The first thing to know is that not all sleep medications are the same. “The myth is, ‘It doesn’t matter which one you choose, they all work the same way, they all do the same thing.’ They don’t,” said Dr. Andrew D. Krystal, a psychiatrist at the University of California, San Francisco, who specializes in sleep disorders. Some drugs, like zaleplon (Sonata), decrease the amount of time it takes to fall asleep, he said; while others, such as suvorexant (Belsomra), block signals in the brain that cause you to wake up. The hormone melatonin, as well as prescription drugs like ramelteon (Rozerem) that act on melatonin receptors, help regulate the body’s internal clock but don’t necessarily help you stay asleep.
The best drug for you will largely depend on what causes your insomnia. “It really is about choosing the right medication for the patient,” said Dr. Aruna S. Rao, a neurologist at Johns Hopkins Medicine. If your problem is that you can’t fall asleep at bedtime, then a drug that prevents you from waking in the middle of the night may not help. If you fall asleep easily but can’t sleep toward the end of the night, then drugs that wear off within a few hours, like zaleplon (Sonata), aren’t going to do you much good, either.
Many people, too, have sleeping problems that won’t be resolved with any sleeping pill. One such condition is sleep apnea, which afflicts 22 million people in the United States and causes frequent wake-ups, said Dr. Grace Pien, a pulmonary, critical care and sleep medicine physician at Johns Hopkins Medicine. Sleep apnea is best managed with a machine that provides continuous positive airway pressure (CPAP), not with medication.

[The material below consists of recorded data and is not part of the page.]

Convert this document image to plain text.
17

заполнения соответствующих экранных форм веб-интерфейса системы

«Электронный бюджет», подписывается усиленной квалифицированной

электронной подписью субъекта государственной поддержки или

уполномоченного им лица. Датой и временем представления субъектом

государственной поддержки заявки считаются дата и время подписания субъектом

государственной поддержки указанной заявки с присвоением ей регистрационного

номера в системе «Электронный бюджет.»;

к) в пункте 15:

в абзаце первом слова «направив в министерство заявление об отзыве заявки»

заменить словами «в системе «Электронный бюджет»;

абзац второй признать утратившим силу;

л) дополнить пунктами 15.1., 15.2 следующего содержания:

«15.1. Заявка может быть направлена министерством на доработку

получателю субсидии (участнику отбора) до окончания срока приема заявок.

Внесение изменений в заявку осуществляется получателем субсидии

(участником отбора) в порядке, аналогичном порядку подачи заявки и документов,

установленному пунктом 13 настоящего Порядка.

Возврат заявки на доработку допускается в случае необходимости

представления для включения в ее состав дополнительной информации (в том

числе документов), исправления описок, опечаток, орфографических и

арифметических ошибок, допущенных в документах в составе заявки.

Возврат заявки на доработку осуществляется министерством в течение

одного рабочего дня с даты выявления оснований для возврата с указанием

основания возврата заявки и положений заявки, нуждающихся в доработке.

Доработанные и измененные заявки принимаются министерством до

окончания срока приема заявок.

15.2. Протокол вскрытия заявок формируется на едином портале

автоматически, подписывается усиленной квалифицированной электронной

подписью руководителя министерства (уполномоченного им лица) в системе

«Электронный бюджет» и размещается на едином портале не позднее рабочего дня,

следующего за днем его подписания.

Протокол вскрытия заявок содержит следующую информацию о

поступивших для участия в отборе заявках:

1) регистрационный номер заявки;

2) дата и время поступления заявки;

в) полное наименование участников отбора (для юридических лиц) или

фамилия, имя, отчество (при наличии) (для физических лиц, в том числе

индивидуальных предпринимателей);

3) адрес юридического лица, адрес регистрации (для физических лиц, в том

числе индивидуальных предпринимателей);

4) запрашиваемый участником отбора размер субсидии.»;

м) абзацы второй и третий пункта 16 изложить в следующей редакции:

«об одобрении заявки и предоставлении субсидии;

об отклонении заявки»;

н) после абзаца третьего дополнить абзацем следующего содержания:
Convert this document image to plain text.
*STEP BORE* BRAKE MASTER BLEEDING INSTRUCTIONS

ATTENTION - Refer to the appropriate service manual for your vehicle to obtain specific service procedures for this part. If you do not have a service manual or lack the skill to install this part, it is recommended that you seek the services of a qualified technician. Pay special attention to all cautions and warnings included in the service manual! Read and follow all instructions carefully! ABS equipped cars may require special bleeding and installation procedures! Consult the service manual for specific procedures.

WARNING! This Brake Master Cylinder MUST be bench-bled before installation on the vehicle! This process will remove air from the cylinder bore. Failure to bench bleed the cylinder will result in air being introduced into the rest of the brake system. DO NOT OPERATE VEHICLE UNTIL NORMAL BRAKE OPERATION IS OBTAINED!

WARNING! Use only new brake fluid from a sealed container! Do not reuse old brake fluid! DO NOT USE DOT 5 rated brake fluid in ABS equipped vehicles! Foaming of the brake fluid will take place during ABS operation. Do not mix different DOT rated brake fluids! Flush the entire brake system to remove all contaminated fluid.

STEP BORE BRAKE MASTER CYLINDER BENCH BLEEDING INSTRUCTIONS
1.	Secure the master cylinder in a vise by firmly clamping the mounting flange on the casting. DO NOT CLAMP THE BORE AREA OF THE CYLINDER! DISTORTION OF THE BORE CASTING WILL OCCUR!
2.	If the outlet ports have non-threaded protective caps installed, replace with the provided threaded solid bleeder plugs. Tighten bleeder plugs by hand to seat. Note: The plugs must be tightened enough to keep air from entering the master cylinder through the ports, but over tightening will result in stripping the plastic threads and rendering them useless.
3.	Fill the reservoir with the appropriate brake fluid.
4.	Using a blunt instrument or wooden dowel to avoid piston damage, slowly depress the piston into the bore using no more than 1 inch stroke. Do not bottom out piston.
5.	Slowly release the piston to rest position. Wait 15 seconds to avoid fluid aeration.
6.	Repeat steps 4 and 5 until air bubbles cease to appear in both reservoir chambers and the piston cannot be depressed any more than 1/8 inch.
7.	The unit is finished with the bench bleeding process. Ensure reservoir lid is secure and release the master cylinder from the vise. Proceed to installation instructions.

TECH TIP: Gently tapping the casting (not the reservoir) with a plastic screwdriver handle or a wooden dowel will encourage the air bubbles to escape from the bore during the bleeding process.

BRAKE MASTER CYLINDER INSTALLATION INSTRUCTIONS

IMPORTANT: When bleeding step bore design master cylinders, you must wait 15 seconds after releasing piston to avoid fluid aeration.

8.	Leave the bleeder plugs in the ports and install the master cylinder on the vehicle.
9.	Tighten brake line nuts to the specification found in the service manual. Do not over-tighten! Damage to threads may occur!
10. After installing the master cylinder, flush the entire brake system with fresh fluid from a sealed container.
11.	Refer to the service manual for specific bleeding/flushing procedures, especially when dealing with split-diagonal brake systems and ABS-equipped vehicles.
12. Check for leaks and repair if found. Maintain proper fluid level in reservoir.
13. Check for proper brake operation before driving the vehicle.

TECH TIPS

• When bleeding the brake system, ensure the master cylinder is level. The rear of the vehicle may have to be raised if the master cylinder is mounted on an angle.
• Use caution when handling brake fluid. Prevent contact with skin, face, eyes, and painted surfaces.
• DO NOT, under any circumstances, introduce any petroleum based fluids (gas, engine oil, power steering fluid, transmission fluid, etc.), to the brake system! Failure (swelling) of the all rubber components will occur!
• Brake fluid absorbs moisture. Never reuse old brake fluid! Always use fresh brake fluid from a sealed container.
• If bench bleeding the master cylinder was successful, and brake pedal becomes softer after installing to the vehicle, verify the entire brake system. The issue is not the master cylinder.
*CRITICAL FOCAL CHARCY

Another issue is that many sleep aids don’t have convincing data behind them. The over-the-counter antihistamines I used to take, which contain diphenhydramine, “were never really systematically studied for their effects on sleep,” Dr. Krystal said. They’re recognized for their allergy benefits but are often used as a sleep aid because they cause drowsiness, he added. The few studies that have been done on diphenhydramine suggest that it doesn’t help much at all: Clinical practice guidelines from the American Academy of Sleep Medicine say the antihistimine’s benefits, in terms of extra sleep, are “below the level of clinically significant improvement.”